Chacun a sa sexualité propre, Nadège à ma connaissance ne connaît pas ce dégoût de son corps et des relations sexuelles (je suis son mari) et nous aimerions beaucoup vos réactions sur le sujet qui permettrais de découvrir des pistes, des moyens de guérir cette perte de désir, de plaisir ou d'attrait pour l'amour physique. Mon conseil, déjà donné il y a quelques temps à une autre femme, était de redécouvrir l'approche physique câline. Il est impératif de pratiquer tous ces jeux en ayant plus ou moins bien prévenu son partenaire de sa souffrance et obtenu son acceptation de stopper immédiatement soit complètement le jeu amoureux, soit toute action gênante, traumatisante ou même simplement désagréable. Apprendre à se déshabiller petit à petit de façon confiante pour
quelqu'un, au coin du feu devant la cheminée, au sauna, en été dans un
endroit ensoleillé, calme et isolé... bref dans un endroit ou personne ne vous
dérangera ( absence de tout stress externe) et ne pas hésiter à interrompre
immédiatement si c'est trop désagréable. D'un autre coté, apprenez à
ressentir le moindre moment agréable et savourez le au lieu de craindre
l'échec. C'est en ayant une pensée volontairement positive que vous obtiendrez des
satisfactions. Initiez vous aux massages, doux et progressifs, il sont gage de confiance dans votre partenaire et en vous même, apprenez à toucher avec plaisir le corps de l'autre. A accepter que l'autre vous touche, simplement de façon thérapeutique ou juste érotique sans forcément qu'un acte sexuel ne suive. Si le moindre "flash" venait, si l'espace d'un instant le visage de votre agresseur se plaquait su celui de votre compagnon, que vous décidiez de stopper le jeu, ou de vous forcer un peu à le continuer, que se soit pour faire plaisir à votre partenaire ou parce que vous croyez que cette gêne peut passer, ne dépassez pas vos limites, ne cachez pas votre gêne à votre partenaire, vous êtes là pour vous amuser et reprendre confiance. Vous êtes une personne aimée ou appréciée. Vous n'êtes pas avec votre agresseur mais avec quelqu'un que vous même appréciez. Prenez conscience de la différence entre une relation voulue et une relation imposée. Prenez des marques et assimilez les.

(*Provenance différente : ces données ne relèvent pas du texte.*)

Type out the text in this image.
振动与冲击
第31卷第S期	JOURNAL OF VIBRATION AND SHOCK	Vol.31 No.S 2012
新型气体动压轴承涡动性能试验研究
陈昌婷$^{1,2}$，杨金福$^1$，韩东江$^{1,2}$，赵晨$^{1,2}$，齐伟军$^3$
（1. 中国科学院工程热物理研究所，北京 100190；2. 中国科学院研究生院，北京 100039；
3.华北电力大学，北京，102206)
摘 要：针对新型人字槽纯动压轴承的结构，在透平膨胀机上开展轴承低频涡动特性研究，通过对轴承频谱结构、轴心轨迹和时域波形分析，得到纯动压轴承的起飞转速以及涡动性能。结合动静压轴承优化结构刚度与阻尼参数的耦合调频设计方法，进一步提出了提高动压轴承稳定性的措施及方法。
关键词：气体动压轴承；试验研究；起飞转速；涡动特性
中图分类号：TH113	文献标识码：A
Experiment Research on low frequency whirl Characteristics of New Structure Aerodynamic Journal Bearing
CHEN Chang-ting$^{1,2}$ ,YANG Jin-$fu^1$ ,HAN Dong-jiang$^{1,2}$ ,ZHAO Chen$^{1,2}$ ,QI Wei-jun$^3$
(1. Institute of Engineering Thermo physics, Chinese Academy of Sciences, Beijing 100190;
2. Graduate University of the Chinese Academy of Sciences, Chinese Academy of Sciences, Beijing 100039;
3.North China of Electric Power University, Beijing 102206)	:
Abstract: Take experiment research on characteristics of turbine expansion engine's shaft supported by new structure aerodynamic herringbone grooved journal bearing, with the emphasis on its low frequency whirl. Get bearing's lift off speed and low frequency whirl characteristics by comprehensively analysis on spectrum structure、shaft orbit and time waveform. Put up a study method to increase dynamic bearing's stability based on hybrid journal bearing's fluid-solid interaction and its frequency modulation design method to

Certaines victimes de leur plein gré, apprécient que leur amant leur impose des actes sexuels. Il semblerait que se soit un moyen volontaire de dépasser la souffrance en étant cette fois consentante à de petites violences, en étant le décideur. Je n'ai pas d'avis tranché sur la question sur les éventuels bienfaits de cette approche et encore moins sur la moralité ou la normalité de ce type de relation. Pour nous toute relation entre adultes consentants est bonne pourvu qu'elle ne nuise à personne. Encore une fois, si des professionnels lisent ces lignes, leur commentaire est le bienvenu. Vos témoignages nous éclairerons peut être également. Il faut voir les motivations. Est ce vraiment un moyen de reprendre le contrôle, ou est ce une punition pour une faute que vous croyez avoir commise ? Est ce une étape ? Est ce que ça vous fait plus de bien que de mal ? Est ce une petite fessée amoureuse ou de réels sévices ? Même si la douleur physique est dérisoire face à la douleur psychologique, Nous manquons totalement d'informations sur ce sujet et ne pouvons ni ne voulons donc ni juger ni conseiller.
Pour finir, je ne peut m'empêcher de vous dire, que si vous décevez votre partenaire, ce n'est pas vraiment du à votre agression, c'est le résultat de la vie quotidienne, chacun à ses problèmes, tout le monde à vécu des agressions, quelles soient sexuelles ou pas, au travail, avec ses amis ou sa famille, les conflits sont inévitables et votre partenaire n'est pas forcément mieux loti que vous. Mais chacun fait le maximum pour prendre sur lui et construire son couple, pour résoudre ses problèmes avec ses amis et sa famille. Accordez vous des moments ou vous vous occupez de vos problèmes, accordez vous des moments ou vous vous occupez des problèmes de votre entourage et accordez vous des moments de détente. N'oubliez pas votre problème, apprivoisez le, mais voyez aussi ceux de votre conjoint, parlez vous calmement et sereinement, écoutez le, ou demandez lui son avis s'il ne le fait pas assez. En cas de problème, une approche différente de la discussion peut être celle-ci : A écoute B sans l'interrompre jusqu'à ce B dise avoir fini B écoute A sans l'interrompre jusqu'à ce A dise avoir fini A dit à B ce qu'il pense de ce que B lui à dit au début sans être interrompu,
B peut prendre des notes A et B peuvent commencer à discuter, tout en ne perdant pas de vue qu'il est plus important d'écouter que de répondre à la volée, Si vous n'écoutez pas votre partenaire, lui non plus et chacun parles dans le vide. Agir ou Réagir ?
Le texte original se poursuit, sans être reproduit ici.